SUNDANCE REVIEW: WHIPLASH

Whiplashnew

Image : sundance.org

Text by : Natasha Samtani

January 17, 2014

Today, few musicians, if any, are truly considered the greatest of their time.  Why?  Two words: good job.  This is the resonating message of one of this year’s nominees for the US Dramatic Competition at the Sundance Film Festival, Whiplash

What could have been just another film about a struggling musician hoping to succeed against all odds, Whiplash, which premiered last night proves far from banal.  This short-film turned feature is an unglamorous portrayal of the plights of a striving musician attending a hyper-competitive music conservatory.  Ultimately, he desires to be the greatest drummer of his time despite the wrath of his stringent and at times manic conductor. 

This drama is a stellar combination of high-impact, awkward, and heart-wrenching scenes that cumulate in a highly successful piece. Consisting of incredible cinematography and extraordinary performances by both Miles Teller and J.K Simmons, the film serves as an unbelievable breakthrough for the leading actors, as well as a career-defining moment for 28 year-old writer-director Damien Chazelle.  Teller, who plays the 19-year old drummer, puts on a soul-driven and extremely moving performance with literal blood, sweat, and tears.  Simmons’ portrayal of the conductor is almost terrifying, as he embodies the ruthless spirit of his character in all respects. 

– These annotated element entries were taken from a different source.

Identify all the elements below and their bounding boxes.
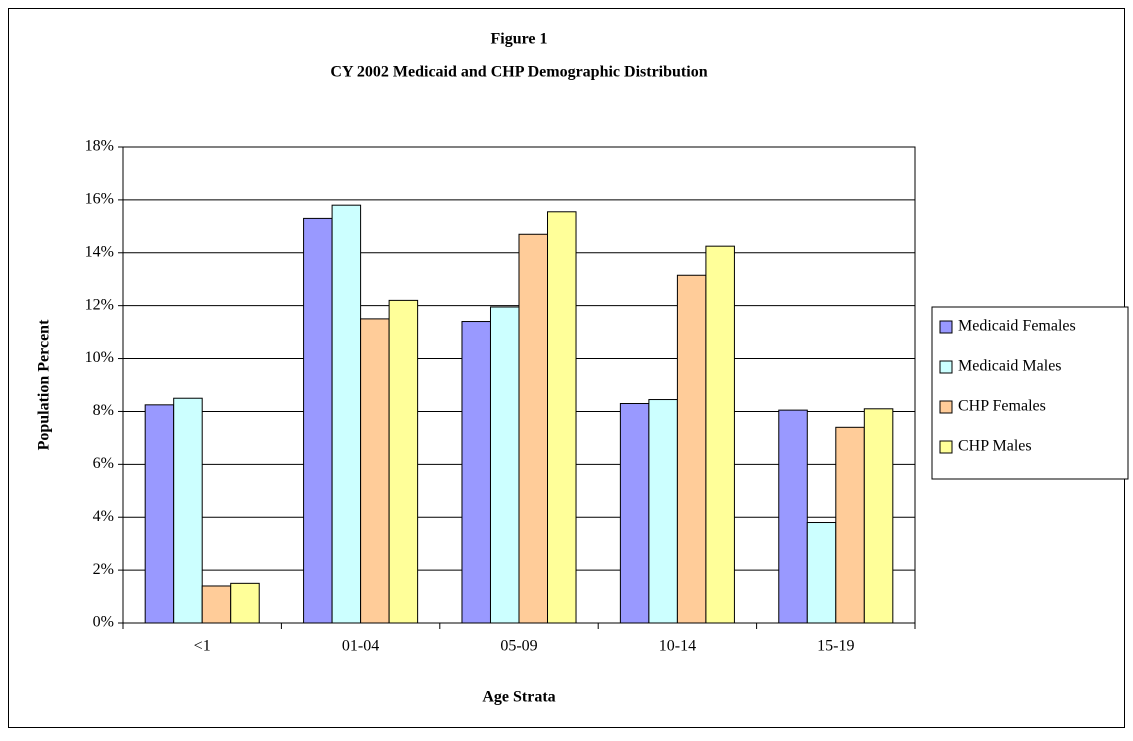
chart-title: Figure 1 xyxy=(490,31,547,48)
y-tick-label: 12% xyxy=(85,296,114,313)
bar xyxy=(489,306,520,624)
y-tick-label: 2% xyxy=(93,561,114,578)
legend-swatch xyxy=(939,360,953,374)
bar xyxy=(303,217,333,624)
bar xyxy=(518,233,549,624)
legend-label: Medicaid Females xyxy=(958,318,1076,335)
legend-label: CHP Males xyxy=(958,438,1032,455)
x-tick-label: 01-04 xyxy=(342,638,379,655)
y-tick-label: 4% xyxy=(93,508,114,525)
bar xyxy=(863,408,894,624)
y-tick-label: 16% xyxy=(85,191,114,208)
y-tick-label: 10% xyxy=(85,349,114,366)
y-tick-label: 0% xyxy=(93,614,114,631)
x-tick-label: <1 xyxy=(194,638,211,655)
x-tick-label: 10-14 xyxy=(659,638,696,655)
bar xyxy=(201,585,232,624)
bar xyxy=(778,409,808,624)
bar xyxy=(360,318,390,624)
y-axis-label: Population Percent xyxy=(36,319,53,450)
y-tick-label: 14% xyxy=(85,243,114,260)
bar xyxy=(705,245,735,624)
bar xyxy=(388,299,419,624)
x-tick-label: 15-19 xyxy=(817,638,854,655)
legend-swatch xyxy=(939,400,953,414)
legend-label: Medicaid Males xyxy=(958,358,1062,375)
y-tick-label: 18% xyxy=(85,138,114,155)
bar xyxy=(173,397,203,624)
bar xyxy=(547,211,577,624)
bar xyxy=(676,274,707,624)
plot-border xyxy=(122,146,916,624)
y-tick-label: 6% xyxy=(93,455,114,472)
bar xyxy=(144,404,175,624)
legend-swatch xyxy=(939,320,953,334)
bar xyxy=(806,522,837,624)
legend-label: CHP Females xyxy=(958,398,1046,415)
bar xyxy=(230,582,260,624)
x-axis-label: Age Strata xyxy=(482,689,555,706)
bar xyxy=(331,204,362,624)
bar xyxy=(648,399,678,624)
chart-subtitle: CY 2002 Medicaid and CHP Demographic Dis… xyxy=(330,64,707,81)
x-tick-label: 05-09 xyxy=(500,638,537,655)
bar xyxy=(619,403,650,624)
bar xyxy=(835,426,865,624)
y-tick-label: 8% xyxy=(93,402,114,419)
bar xyxy=(461,321,491,624)
legend-box xyxy=(931,306,1129,480)
legend-swatch xyxy=(939,440,953,454)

Highly inspired, the film is loosely based off of the director’s personal experience and drives home the message that there is no line when it comes to pushing boundaries in the quest to being the best.  Chazelle can expect both critical and financial success following the premier last night, as it was officially announced that Sony Pictures Worldwide has acquired the film’s international distribution rights.